MPS backend out of memory

Hello everyone, I am trying to run a CNN, using MPS on a MacBook Pro M2. After roughly 28 training epochs I get the following error:

RuntimeError: MPS backend out of memory (MPS allocated: 327.65 MB, other allocations: 8.51 GB, max allowed: 9.07 GB). Tried to allocate 240.25 MB on private pool. Use PYTORCH_MPS_HIGH_WATERMARK_RATIO=0.0 to disable upper limit for memory allocations (may cause system failure).

I have set the PYTORCH_MPS_HIGH_WATERMARK_RATIO=0.7 without knowing what I’m doing, just to understand what happens. Turns out that this time I get the same error message after just 1 epoch of training the same model.

I cannot find anything about this error, other than in some issues of a stable diffusion github repo. Maybe any of you can point me in the right direction?

PS: I hesitate to set PYTORCH_MPS_HIGH_WATERMARK_RATIO=0.0 as it might cause system failure.

Thanks for your help! :slight_smile:

1 Like

Same issue here, i don’t find any info on how to fix

1 Like

By the way, i figured it out @Hendrik_S. Here some details:

  • First of all, i do not know anything about GPU.
  • Practically, what I did was to reduce the image size, enough so that there wouldn’t be memory problems.
  • You can also reduce the batch size, for the same purpose.
  • You can also the setting to 0.9 or 0.1 (i don’t remember, but you can google this.) However, I wouldn’t touch this setting,

Other details

Now I was under the idea this has to do with the RAM, but the error rather points to the GPU (MPS) in a way, so I am assuming that GPUs have a RAM memory.

This is a reply from chat GPT so take it very carefully:

Why does the GPU have its own RAM?
The GPU, or Graphics Processing Unit, has its own RAM, also known as VRAM (Video Random Access Memory), for several reasons. First, the GPU needs a large amount of memory to store the textures, images, and other data that it uses to create the images on your screen. Second, the GPU needs its own memory so that it can access this data quickly and efficiently, without having to rely on the slower main memory of the computer. Third, having its own memory allows the GPU to work independently of the rest of the computer, which can improve performance and reduce the load on the CPU.

Hey everyone,
I have a small app that uses torchaudio. In the former version I used torchaudio 2.0.2 with MPS and it was able to process a longer then 30 minutes audio file on both my 16GB and 8GB RAM machines. The results were not good though.
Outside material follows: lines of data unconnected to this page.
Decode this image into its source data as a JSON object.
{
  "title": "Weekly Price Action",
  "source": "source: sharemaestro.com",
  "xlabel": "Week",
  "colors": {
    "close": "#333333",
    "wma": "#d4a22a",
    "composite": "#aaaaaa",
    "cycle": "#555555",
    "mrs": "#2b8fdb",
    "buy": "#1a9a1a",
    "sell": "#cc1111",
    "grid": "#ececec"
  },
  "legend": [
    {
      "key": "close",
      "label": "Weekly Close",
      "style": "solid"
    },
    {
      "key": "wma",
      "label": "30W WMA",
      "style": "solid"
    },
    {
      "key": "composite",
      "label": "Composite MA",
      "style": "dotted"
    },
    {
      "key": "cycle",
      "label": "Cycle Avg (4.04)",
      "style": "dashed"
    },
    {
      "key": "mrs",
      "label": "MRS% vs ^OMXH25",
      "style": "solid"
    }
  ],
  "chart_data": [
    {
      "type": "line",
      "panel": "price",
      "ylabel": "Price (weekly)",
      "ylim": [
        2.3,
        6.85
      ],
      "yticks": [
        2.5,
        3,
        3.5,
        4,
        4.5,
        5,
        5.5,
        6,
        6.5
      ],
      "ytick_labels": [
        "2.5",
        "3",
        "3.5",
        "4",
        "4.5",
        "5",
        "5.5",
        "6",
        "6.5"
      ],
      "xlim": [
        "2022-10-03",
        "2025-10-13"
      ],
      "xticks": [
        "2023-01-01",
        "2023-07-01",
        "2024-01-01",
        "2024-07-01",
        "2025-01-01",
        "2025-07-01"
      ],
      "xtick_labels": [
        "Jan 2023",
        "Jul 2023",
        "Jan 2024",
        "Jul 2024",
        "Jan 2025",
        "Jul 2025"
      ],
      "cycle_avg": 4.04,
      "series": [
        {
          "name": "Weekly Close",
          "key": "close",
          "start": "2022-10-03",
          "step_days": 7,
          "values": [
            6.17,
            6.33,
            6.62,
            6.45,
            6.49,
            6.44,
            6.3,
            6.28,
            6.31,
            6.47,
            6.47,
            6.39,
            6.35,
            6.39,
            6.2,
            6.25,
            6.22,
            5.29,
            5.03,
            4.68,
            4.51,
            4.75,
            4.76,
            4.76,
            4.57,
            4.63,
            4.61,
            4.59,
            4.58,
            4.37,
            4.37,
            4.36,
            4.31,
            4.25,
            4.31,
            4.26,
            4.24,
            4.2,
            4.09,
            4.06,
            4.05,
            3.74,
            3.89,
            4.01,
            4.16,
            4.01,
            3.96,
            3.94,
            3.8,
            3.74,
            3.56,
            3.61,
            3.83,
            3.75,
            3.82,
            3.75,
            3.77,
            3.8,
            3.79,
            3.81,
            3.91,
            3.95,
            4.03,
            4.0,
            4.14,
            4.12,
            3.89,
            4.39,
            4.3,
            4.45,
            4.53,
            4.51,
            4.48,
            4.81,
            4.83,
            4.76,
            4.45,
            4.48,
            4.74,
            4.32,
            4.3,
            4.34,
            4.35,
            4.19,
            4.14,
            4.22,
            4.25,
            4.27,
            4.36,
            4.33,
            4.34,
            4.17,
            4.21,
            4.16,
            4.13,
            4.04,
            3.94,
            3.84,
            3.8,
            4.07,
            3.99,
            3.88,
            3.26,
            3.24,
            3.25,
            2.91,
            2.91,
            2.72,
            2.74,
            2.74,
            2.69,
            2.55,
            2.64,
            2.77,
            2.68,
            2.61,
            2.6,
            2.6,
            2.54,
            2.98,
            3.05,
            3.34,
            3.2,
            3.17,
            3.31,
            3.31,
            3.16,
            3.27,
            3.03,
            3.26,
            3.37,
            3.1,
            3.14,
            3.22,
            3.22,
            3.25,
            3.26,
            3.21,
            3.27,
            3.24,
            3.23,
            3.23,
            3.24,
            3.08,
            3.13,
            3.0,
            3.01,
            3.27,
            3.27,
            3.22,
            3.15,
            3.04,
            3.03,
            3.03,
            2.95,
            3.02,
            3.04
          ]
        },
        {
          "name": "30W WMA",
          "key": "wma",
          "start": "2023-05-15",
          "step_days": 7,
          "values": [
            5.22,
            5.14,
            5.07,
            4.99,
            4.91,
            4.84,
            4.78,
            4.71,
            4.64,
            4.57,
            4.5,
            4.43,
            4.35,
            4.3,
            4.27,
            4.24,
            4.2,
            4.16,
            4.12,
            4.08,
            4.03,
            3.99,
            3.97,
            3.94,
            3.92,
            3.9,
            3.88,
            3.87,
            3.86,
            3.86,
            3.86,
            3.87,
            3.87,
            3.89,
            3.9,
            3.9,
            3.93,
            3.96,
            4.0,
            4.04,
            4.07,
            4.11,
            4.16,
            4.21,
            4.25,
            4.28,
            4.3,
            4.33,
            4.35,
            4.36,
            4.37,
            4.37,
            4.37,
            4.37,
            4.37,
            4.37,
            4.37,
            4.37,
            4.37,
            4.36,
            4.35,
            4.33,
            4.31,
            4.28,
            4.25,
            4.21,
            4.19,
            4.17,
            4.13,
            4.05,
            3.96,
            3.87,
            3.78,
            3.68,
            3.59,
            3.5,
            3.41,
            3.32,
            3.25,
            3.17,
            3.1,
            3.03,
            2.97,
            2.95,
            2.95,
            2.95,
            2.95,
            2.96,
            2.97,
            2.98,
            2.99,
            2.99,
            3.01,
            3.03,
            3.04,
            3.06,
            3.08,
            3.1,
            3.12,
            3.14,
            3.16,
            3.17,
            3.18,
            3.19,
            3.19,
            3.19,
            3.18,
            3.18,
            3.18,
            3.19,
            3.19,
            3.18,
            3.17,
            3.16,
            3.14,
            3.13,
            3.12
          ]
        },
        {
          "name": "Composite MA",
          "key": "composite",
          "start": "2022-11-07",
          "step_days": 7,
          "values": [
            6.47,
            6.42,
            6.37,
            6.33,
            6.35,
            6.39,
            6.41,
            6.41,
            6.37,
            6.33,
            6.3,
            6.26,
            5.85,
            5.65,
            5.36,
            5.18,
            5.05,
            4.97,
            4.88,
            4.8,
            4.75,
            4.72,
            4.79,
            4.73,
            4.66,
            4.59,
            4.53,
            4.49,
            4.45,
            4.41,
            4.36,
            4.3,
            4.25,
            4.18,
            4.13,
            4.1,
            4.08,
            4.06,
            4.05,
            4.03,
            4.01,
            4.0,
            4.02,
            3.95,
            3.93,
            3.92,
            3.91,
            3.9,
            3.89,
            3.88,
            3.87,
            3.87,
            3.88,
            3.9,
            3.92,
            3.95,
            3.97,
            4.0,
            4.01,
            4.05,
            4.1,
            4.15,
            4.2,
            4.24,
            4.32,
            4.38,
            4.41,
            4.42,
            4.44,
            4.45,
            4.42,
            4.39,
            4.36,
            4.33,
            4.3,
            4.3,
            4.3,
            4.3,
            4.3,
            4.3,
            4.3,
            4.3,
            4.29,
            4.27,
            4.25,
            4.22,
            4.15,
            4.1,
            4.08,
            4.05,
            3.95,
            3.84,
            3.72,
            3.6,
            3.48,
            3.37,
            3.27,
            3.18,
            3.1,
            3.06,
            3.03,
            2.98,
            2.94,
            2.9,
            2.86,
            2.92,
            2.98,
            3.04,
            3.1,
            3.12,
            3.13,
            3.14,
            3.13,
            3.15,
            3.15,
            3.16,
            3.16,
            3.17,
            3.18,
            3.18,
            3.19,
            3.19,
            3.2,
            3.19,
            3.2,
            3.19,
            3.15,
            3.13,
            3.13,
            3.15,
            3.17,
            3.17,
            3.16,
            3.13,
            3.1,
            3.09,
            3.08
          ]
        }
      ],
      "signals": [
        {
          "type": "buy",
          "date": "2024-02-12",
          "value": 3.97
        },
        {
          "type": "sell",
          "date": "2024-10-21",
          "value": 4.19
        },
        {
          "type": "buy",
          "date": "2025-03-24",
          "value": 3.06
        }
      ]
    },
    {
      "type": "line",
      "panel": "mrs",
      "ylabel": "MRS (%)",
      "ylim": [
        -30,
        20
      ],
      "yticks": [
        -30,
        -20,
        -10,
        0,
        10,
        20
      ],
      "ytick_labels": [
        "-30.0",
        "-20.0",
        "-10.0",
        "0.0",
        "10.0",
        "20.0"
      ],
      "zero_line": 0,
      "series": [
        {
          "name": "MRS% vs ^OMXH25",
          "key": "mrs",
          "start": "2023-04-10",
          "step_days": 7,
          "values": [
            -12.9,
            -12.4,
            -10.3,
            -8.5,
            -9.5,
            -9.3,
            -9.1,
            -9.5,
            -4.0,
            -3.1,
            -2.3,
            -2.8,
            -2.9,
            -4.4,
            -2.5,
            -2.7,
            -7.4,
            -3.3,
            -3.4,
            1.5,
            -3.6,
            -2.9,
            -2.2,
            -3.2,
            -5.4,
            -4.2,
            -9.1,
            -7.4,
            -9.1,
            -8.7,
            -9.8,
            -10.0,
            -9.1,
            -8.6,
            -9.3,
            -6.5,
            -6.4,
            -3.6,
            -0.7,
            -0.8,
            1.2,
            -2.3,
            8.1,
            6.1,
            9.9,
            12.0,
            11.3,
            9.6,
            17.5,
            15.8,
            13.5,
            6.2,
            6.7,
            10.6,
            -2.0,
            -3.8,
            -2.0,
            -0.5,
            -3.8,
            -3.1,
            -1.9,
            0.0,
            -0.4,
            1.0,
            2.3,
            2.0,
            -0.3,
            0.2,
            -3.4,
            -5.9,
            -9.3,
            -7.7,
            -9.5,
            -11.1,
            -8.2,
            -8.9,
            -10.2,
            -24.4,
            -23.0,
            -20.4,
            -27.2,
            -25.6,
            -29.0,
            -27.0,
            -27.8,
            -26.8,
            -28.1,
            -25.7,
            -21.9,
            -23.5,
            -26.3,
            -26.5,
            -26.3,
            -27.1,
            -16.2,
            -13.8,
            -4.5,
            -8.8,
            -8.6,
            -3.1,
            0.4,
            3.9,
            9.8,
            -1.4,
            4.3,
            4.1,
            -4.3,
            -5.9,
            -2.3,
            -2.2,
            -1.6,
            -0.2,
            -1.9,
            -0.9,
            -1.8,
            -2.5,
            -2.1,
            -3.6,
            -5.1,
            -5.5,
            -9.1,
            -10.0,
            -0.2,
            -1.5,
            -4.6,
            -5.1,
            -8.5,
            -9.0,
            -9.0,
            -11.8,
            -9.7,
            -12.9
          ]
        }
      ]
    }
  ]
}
I updated to torchaudio 2.1.0 and on my 16GB RAM machine it runs really good and the results are far better then with 2.0.2, but on my other 8GB RAM machine I now get the above mentioned oom error:

MPS backend out of memory (MPS allocated: 1.45 GB, other allocations: 7.42 GB, max allowed: 9.07 GB). Tried to allocate 563.62 MB on private pool. Use PYTORCH_MPS_HIGH_WATERMARK_RATIO=0.0 to disable upper limit for memory allocations (may cause system failure).

Why is there such a big difference in memory allocation between 2.0.2 and 2.1.0? Of course, since the results changed there must have happened a lot with MPS, but does anyone have a workaround for this?

When I check the RAM usage right after I get this error, it tells me only 2GB of my system memory is in use. There should be enough left.

please where had you located PYTORCH_MPS_HIGH_WATERMARK_RATIO=0.7 ?

Solved with PYTORCH_MPS_HIGH_WATERMARK_RATIO=0.0 in .zshrc

This suggests this bug is solved in 2.3.0dev. Does anyone know, what was done to solve it and if we get the fix in 2.2.1 already?